As a concept, I agree.
However, it is time for more than one or five anecdotes.
One anonymous example supporting the concept
Jeff Schreifels offers an illustration of the concept at Chronicle of Philanthropy in his article, About High Fundraising Costs: It’s Complicated. He tells of a charity that grew from $7M revenue to $60M in 13 years. Doing so took a $10M fundraising campaign over four years that only raised $5M.
Was that a good use of donor dollars? I think so.
The downside of his illustration is that it is one charity and the organization is anonymous, so neither I nor anyone else can look at their financials and information tax returns.
Does it illustrate the concept can actually happen in a real organization? Yes.
Three counter examples not supporting the concept
Brian Mittendorf looks at three charities in his post, Does Charity Telemarketing Pay in the Long Run at his blog Counting on Charity.
His criteria are a large telemarketing campaign, charity uses multiple fundraising efforts, and national level charities that are highly respected.
The results?
Telemarketing efficiency, measured by percent of funds going to the charity, gets slightly better over a 6 year time frame but not by much.
Fundraising efficiency actually declines over the same 6 year horizon, as measured by average cost to raise one dollar.
The shortcomings in the analysis?
First, as pointed out by the professor, it is only three charities.

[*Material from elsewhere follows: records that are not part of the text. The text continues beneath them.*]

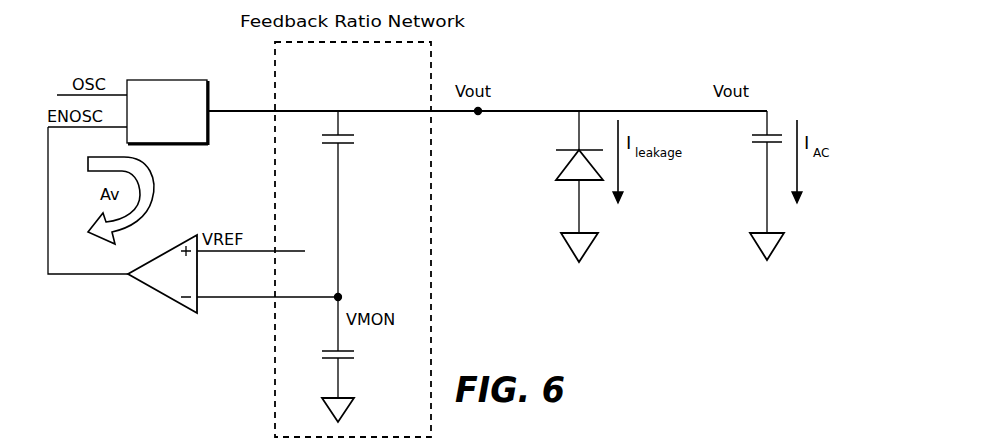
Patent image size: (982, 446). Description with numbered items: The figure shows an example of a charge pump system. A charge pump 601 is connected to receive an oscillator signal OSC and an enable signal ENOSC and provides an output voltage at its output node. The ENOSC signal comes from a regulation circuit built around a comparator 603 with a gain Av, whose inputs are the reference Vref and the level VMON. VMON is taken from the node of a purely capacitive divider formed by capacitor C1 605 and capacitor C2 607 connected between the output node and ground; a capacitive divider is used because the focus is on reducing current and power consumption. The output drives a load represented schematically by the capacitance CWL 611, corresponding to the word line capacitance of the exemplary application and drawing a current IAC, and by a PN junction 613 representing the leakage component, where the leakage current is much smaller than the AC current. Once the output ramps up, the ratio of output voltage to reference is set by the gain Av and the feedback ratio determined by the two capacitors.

The charge pump 601 is at (185, 80).
The comparator 603 is at (144, 287).
The capacitor C1 605 is at (346, 146).
The capacitor C2 607 is at (346, 362).
The capacitance CWL 611 is at (757, 146).
The PN junction 613 is at (565, 183).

Second, the criteria mean that we won’t see a charity that is the prime illustration of what telemarketing is argued to accomplish.
The advantages?
It offers a methodology to use. Also, to a minor degree it asks us to look at the primary argument that telemarketing pays off because if it worked for small charities that accelerated to large ones, it seems to me that we should see some indication of similar results here.
His conclusion:
What are we to take from this data? Not much. Being only three nonprofits who themselves self-selected into hiring telemarketers, this is far from definitive evidence of anything. But, it does suggest that the claims of those defending the use of for-profit telemarketers are not self-evident. This skeptic needs more evidence in order to give them the benefit of the doubt.

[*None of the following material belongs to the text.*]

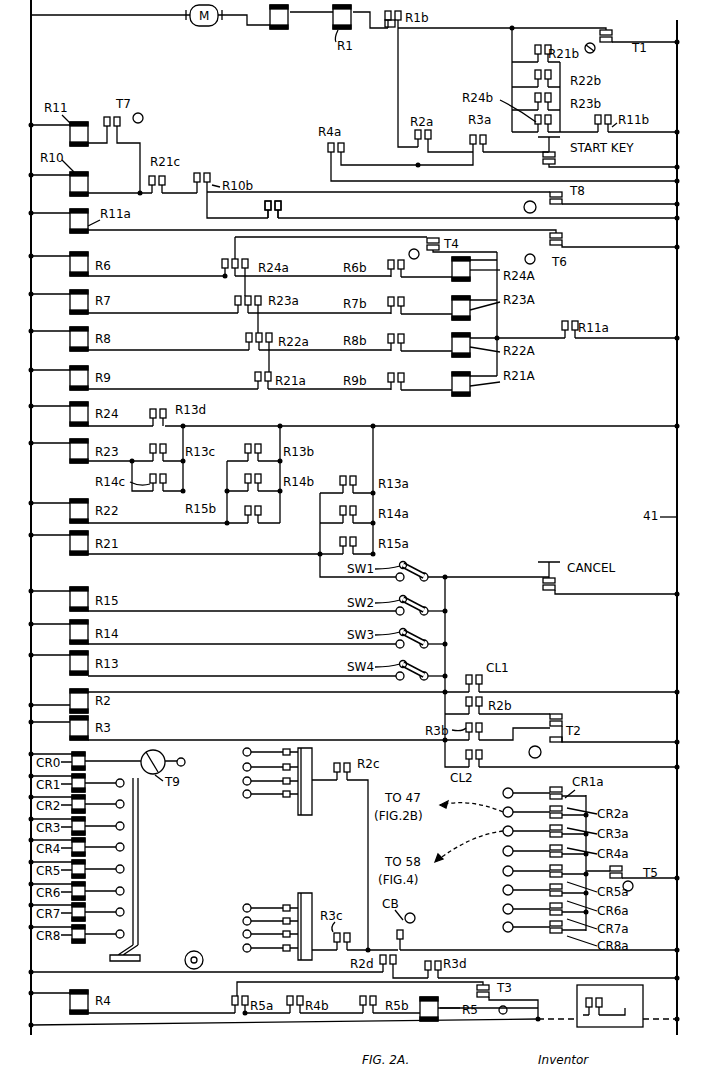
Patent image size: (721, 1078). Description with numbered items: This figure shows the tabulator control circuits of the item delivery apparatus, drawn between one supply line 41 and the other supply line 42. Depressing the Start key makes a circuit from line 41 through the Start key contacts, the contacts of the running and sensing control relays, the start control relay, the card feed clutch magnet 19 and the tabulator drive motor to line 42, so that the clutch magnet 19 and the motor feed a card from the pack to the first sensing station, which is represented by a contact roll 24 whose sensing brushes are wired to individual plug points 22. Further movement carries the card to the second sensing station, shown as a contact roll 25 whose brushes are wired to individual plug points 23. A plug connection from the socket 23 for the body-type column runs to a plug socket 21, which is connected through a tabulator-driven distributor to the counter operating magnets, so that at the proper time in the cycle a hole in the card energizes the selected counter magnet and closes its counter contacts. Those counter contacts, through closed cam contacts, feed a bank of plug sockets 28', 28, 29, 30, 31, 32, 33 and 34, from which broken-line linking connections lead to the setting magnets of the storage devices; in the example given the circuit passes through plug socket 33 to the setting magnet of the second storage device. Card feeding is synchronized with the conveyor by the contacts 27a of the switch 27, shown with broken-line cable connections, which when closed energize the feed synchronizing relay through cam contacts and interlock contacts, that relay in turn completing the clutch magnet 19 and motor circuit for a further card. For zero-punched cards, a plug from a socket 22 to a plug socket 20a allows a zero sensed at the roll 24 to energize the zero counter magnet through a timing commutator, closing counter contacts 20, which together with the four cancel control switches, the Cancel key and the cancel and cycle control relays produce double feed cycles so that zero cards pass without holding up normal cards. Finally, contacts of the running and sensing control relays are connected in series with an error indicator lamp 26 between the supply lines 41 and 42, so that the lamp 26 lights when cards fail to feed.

I’ll rephrase the conclusion: we need a large group of examples showing that a major telemarketing campaign accomplishes what is claimed.

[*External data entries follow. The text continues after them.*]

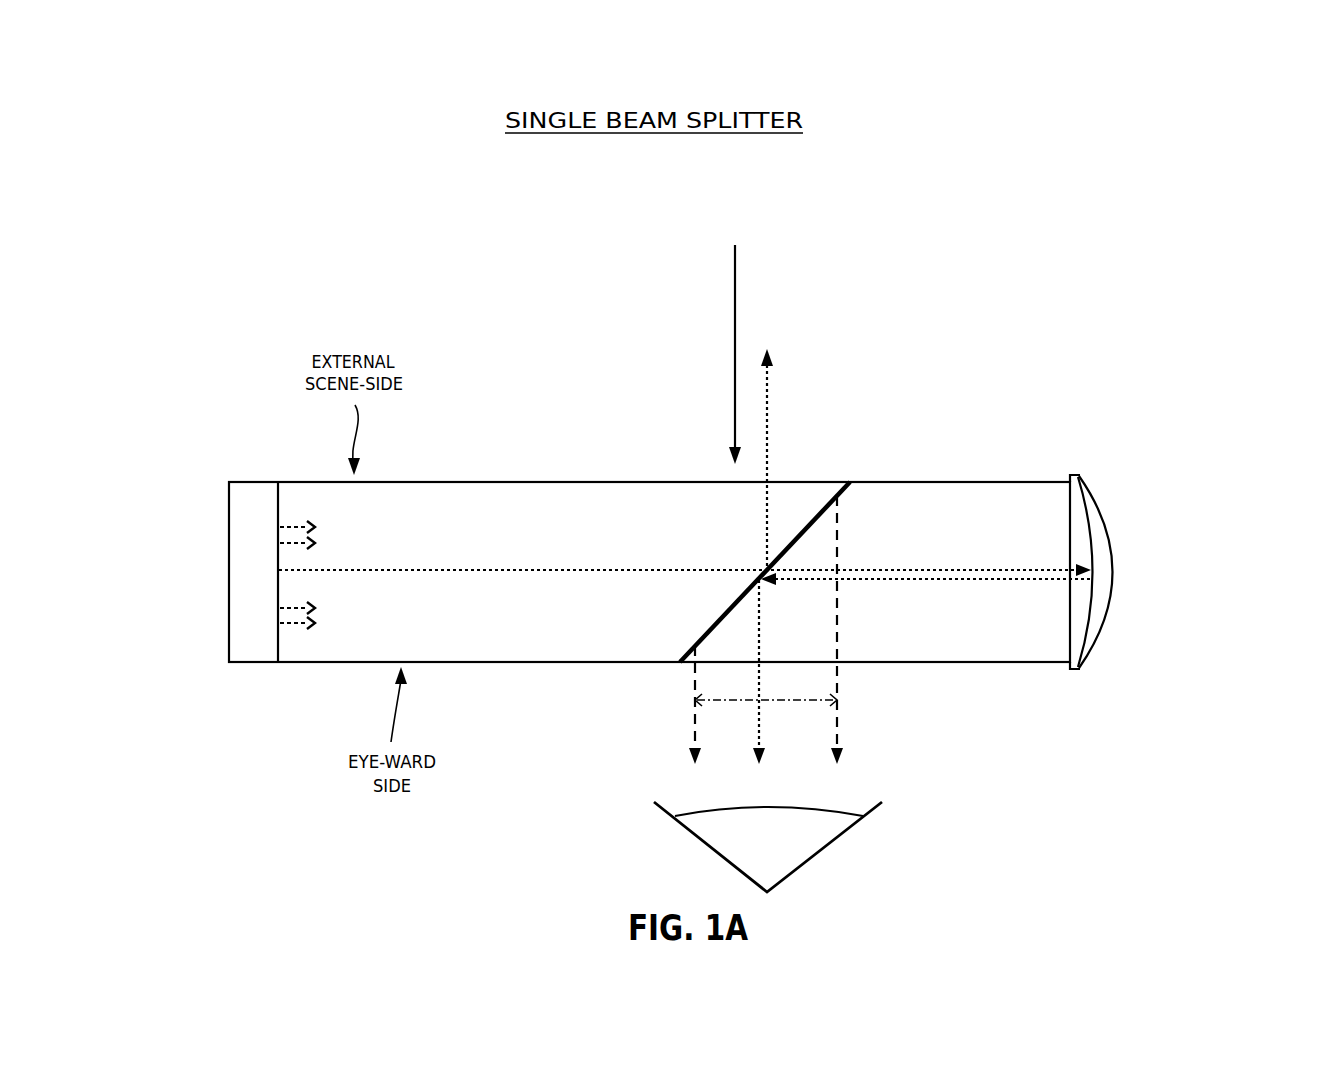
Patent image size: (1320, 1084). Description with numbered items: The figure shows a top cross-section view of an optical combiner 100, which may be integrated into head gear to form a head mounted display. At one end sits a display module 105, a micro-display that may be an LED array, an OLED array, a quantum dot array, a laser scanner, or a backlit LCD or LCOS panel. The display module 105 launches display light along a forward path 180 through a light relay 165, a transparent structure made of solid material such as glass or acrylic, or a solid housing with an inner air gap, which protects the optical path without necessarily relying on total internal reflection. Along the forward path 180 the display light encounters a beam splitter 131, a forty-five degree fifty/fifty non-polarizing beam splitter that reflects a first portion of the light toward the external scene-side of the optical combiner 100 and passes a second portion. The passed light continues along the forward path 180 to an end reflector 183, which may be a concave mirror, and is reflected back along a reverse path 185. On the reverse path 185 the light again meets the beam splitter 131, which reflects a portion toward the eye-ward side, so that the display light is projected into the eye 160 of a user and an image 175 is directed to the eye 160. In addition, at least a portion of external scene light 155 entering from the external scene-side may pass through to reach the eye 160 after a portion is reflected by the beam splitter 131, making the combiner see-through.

The optical combiner 100 is at (1068, 214).
The display module 105 is at (245, 482).
The beam splitter 131 is at (810, 522).
The external scene light 155 is at (736, 311).
The eye 160 is at (758, 862).
The light relay 165 is at (443, 482).
The image 175 is at (717, 702).
The forward path 180 is at (588, 573).
The end reflector 183 is at (1090, 623).
The reverse path 185 is at (1030, 582).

Next post: 3 counter-examples from the list of American’s Worst Charities.
All the 50 charities on the Tampa Bay Times list of America’s Worst Charities have been around for at least 10 years. The reason they made the list mainly is that their fundraising costs were through the roof. Had the charities gotten significantly more efficient over time through the creation of goodwill, these charities would not be on that list. The fact that they haven’t cast considerable doubt on their charitable intent. That’s why so many of them engage in accounting ploys with gift-in-kind and other maneuvers (like laundering fundraising costs through other nonprofits they control) to hide the fact that very little of the cash collected goes to the stated mission of the charity.